Electromagnetic induction is the phenomenon Michael Faraday and Joseph Henry independently discovered in 1831: whenever the magnetic flux threading a closed circuit changes, an electromotive force appears in the circuit that drives a current. The flux can change in three qualitatively different ways — the circuit can move through a non-uniform magnetic field, the magnet can move past a stationary circuit, or the field itself can change in time — and in every case the induced EMF equals the rate of change of flux: EMF = −dΦ/dt. The minus sign (Lenz's law) enforces energy conservation: the induced current always flows in the direction whose own magnetic field opposes the change driving it.
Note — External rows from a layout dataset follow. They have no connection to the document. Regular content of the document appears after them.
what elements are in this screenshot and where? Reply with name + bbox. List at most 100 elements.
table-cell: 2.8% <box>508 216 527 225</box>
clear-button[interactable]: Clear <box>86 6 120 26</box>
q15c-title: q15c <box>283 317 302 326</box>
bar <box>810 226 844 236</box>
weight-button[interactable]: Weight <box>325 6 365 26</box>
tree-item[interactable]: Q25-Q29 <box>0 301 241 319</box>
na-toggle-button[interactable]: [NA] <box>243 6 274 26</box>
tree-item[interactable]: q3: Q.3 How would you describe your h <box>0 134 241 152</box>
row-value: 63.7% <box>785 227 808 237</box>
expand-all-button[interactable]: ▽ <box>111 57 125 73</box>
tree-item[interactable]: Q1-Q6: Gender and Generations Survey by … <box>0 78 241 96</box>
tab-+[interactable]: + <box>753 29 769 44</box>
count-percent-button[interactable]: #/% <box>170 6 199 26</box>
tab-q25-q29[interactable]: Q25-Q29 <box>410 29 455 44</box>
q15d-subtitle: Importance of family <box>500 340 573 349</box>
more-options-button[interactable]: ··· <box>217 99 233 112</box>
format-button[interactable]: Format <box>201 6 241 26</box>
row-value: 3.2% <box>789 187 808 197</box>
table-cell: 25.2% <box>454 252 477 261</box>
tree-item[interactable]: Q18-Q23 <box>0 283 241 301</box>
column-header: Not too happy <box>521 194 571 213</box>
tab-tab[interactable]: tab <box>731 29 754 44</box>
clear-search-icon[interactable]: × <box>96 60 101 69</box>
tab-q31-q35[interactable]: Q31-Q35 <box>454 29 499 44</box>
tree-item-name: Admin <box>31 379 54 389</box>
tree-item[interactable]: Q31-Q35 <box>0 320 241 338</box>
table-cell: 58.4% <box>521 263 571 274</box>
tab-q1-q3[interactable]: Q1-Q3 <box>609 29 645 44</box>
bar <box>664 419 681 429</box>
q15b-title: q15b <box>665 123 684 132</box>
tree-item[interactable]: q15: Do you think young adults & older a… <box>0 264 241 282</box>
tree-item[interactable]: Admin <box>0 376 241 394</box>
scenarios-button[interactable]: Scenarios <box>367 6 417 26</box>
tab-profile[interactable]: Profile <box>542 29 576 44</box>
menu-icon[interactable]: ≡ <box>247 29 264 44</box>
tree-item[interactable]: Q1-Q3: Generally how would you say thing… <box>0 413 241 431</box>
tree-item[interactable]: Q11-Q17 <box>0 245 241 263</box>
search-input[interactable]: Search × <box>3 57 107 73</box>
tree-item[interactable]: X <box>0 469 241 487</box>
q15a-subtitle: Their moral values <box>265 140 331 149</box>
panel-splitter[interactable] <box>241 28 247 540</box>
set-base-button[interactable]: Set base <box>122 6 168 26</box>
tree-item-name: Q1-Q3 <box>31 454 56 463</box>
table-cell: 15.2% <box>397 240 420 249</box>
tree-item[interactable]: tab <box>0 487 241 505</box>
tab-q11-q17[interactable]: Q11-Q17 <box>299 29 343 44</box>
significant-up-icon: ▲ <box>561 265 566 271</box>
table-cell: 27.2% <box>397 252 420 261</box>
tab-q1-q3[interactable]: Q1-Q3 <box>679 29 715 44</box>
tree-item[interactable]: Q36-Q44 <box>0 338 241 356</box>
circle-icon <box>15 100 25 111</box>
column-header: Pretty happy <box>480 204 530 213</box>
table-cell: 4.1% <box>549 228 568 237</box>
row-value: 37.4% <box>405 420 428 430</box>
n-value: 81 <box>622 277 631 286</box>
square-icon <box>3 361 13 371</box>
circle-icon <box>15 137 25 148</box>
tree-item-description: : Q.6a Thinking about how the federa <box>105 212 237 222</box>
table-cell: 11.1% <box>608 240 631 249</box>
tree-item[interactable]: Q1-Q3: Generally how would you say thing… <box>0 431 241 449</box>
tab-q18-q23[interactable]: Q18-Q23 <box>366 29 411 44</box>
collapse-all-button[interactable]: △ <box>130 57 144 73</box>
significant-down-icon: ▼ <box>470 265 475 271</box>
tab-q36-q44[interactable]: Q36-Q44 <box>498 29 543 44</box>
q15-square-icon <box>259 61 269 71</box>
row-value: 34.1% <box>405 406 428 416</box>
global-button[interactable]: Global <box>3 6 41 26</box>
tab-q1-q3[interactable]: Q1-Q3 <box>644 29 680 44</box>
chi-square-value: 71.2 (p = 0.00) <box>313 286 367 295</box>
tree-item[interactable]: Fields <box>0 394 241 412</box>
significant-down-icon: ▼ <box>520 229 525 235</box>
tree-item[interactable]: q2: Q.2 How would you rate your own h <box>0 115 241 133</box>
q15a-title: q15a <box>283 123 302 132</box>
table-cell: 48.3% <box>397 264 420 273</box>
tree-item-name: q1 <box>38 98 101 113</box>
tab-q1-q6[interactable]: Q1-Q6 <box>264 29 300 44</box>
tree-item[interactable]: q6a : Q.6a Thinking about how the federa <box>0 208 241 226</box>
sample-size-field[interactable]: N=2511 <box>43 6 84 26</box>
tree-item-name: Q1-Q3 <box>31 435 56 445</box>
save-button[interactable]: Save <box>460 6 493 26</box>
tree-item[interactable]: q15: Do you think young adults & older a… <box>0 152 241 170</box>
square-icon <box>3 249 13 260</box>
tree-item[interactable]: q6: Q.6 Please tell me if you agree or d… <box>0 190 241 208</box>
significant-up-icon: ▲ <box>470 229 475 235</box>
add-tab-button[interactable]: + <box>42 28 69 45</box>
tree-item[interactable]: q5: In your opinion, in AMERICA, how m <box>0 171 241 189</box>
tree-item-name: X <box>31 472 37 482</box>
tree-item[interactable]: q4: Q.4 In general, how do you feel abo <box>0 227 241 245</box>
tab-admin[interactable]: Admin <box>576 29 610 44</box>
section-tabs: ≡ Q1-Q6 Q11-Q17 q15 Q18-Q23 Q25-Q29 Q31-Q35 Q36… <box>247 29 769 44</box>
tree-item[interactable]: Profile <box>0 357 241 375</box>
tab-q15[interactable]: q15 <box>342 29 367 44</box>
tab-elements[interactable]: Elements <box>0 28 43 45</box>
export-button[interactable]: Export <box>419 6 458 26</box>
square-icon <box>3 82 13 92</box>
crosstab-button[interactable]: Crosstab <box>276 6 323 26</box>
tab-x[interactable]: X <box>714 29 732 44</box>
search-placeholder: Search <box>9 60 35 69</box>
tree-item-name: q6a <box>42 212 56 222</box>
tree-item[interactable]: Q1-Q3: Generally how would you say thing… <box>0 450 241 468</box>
The discovery transformed physics. Before 1831, electricity and magnetism were coupled only in one direction: a current creates a magnetic field (Ørsted, Ampère). After 1831, the coupling was bidirectional: a changing field creates a current, and the interplay between the two became the foundation of Maxwell's dynamical electromagnetism. Induction is what makes possible every technology that converts between mechanical and electrical energy: alternators in power plants (rotating magnets inducing AC voltage in stator coils), transformers (changing primary current inducing secondary voltage via a linked iron core), induction motors (stator fields inducing rotor currents that feel force back on the stator), inductive cooktops (kHz magnetic fields inducing eddy currents in the pan), wireless charging (resonant coupling between phone and pad), and the dynamo in your bicycle light.

The sign convention and the choice of surface integration for Φ require care (right-hand rule, orientation of the circuit loop, which side of the surface is "positive"), but once set up consistently the law is breathtakingly universal. It applies to single-turn loops, multi-turn coils (where Φ is replaced by the flux linkage λ = NΦ), rotating machines, and even free electrons in an applied time-varying vector potential. The integral form ∮E·dℓ = −dΦ_B/dt is one of Maxwell's four equations, and the differential form ∇×E = −∂B/∂t is its pointwise statement: any time-varying magnetic field creates a circulating electric field, anywhere in space, circuit or no circuit.